Pakistani officials also stated that they are in contact with Italian authorities, volunteers, and maritime agencies regarding this matter.

The embassy also stated that it is in contact with the Pakistani community in the Calabria region and is informing them of the tragic incident.

Meanwhile, Foreign Office Spokesperson Mumtaz Zahra Baloch stated, “We are closely monitoring reports of possible Pakistani involvement in the vessel that has capsized off the coast of Italy.”

She stated on Twitter that the Pakistani embassy in Rome is gathering information from Italian authorities.

 

Earlier, the coastguard service reported that “43 bodies” had been discovered along the coast and that “80 people, including some who managed to reach the shore after the sinking,” had been recovered alive.

The ship set sail from Turkey several days ago, carrying migrants from Pakistan, Afghanistan, Iran, and other countries, and crashed in stormy weather near Steccato di Cutro, a seaside resort on Calabria’s eastern coast.

According to the Guardia di Finanza customs police, one survivor was arrested on migrant trafficking charges.

According to Cutro’s mayor, Antonio Ceraso, women and children were among those killed. The exact number of children who died was not yet known.

Ceraso told SkyTG24 news channel, “a spectacle that you would never want to see in your life… a gruesome sight… that stays with you for the rest of your life,” his voice cracking up.

Wreckage from a Turkish sailing boat, the wooden gulet, was strewn across a large stretch of coast.

Curra said the ship left Izmir in eastern Turkey three or four days ago, and survivors said there were 140 to 150 people on board.

“Many of these migrants came from Afghanistan and Iran, fleeing extremely difficult conditions,” said Italian President Sergio Mattarella.

According to initial reports from ANSA and other Italian news agencies, 27 bodies werehed up on the beach and more were discovered in the water.

Ignazio Mangione, an Italian Red Cross official, told SkyTG24 that very few of the children believed to have been on the boat survived.

 

‘Illusory mirage’

Giorgia Meloni, Italy’s Prime Minister, expressed “deep sorrow” over the deaths. She blamed human traffickers and promised to halt migrant sea departures to prevent such disasters.

Since taking office in October, her right-wing administration has taken a hard line on migration, limiting the activities of migrant rescue charities with tough new laws that received final parliamentary approval on Thursday.
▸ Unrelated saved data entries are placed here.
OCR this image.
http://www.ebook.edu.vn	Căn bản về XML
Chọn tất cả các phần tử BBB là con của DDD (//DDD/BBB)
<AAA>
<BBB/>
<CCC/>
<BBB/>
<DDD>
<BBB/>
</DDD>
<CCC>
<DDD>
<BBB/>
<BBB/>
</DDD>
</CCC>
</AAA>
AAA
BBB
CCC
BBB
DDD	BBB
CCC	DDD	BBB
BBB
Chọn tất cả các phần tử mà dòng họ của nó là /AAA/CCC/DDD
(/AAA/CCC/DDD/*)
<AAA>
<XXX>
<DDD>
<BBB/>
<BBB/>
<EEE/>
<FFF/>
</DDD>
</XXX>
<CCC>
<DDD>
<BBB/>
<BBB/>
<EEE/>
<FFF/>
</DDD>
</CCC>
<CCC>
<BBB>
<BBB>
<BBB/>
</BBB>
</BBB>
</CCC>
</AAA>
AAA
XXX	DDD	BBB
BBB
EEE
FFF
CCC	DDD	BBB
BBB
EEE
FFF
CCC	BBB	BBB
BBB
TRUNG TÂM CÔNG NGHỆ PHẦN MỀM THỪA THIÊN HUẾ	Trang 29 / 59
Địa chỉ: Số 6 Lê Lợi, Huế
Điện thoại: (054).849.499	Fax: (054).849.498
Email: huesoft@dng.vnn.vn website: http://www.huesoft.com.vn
Meloni accuses charities of acting as “pull factors,” encouraging migrants to make the perilous sea journey to Italy.

Charities disagree, claiming that migrants leave regardless of whether rescue boats are nearby.

Stopping, obstructing, and impeding the work of NGOs (non-governmental organizations) will have only one result: the death of vulnerable people who are left without assistance.” In response to Sunday’s shipwreck, the Spanish migrant rescue organization Open Arms tweeted.

Separately, Italian Interior Minister Matteo Piantedosi stated that it is critical to halt sea crossings, which he claims provide migrants with the “illusory mirage of a better life” in Europe, enrich traffickers, and cause such tragedies.

Pope Francis, the son of Italian immigrants to Argentina and a long-time supporter of migrants’ rights, said he was praying for all those involved in the shipwreck.

Italy is a major landing point for migrants attempting to enter Europe by sea, with many hoping to continue on to richer northern European nations. The so-called central Mediterranean route is regarded as one of the most dangerous in the world.

Since 2014, the United Nations Missing Migrants Project has recorded over 17,000 deaths and disappearances in the central Mediterranean. It is estimated that over 220 people have died or disappeared this year.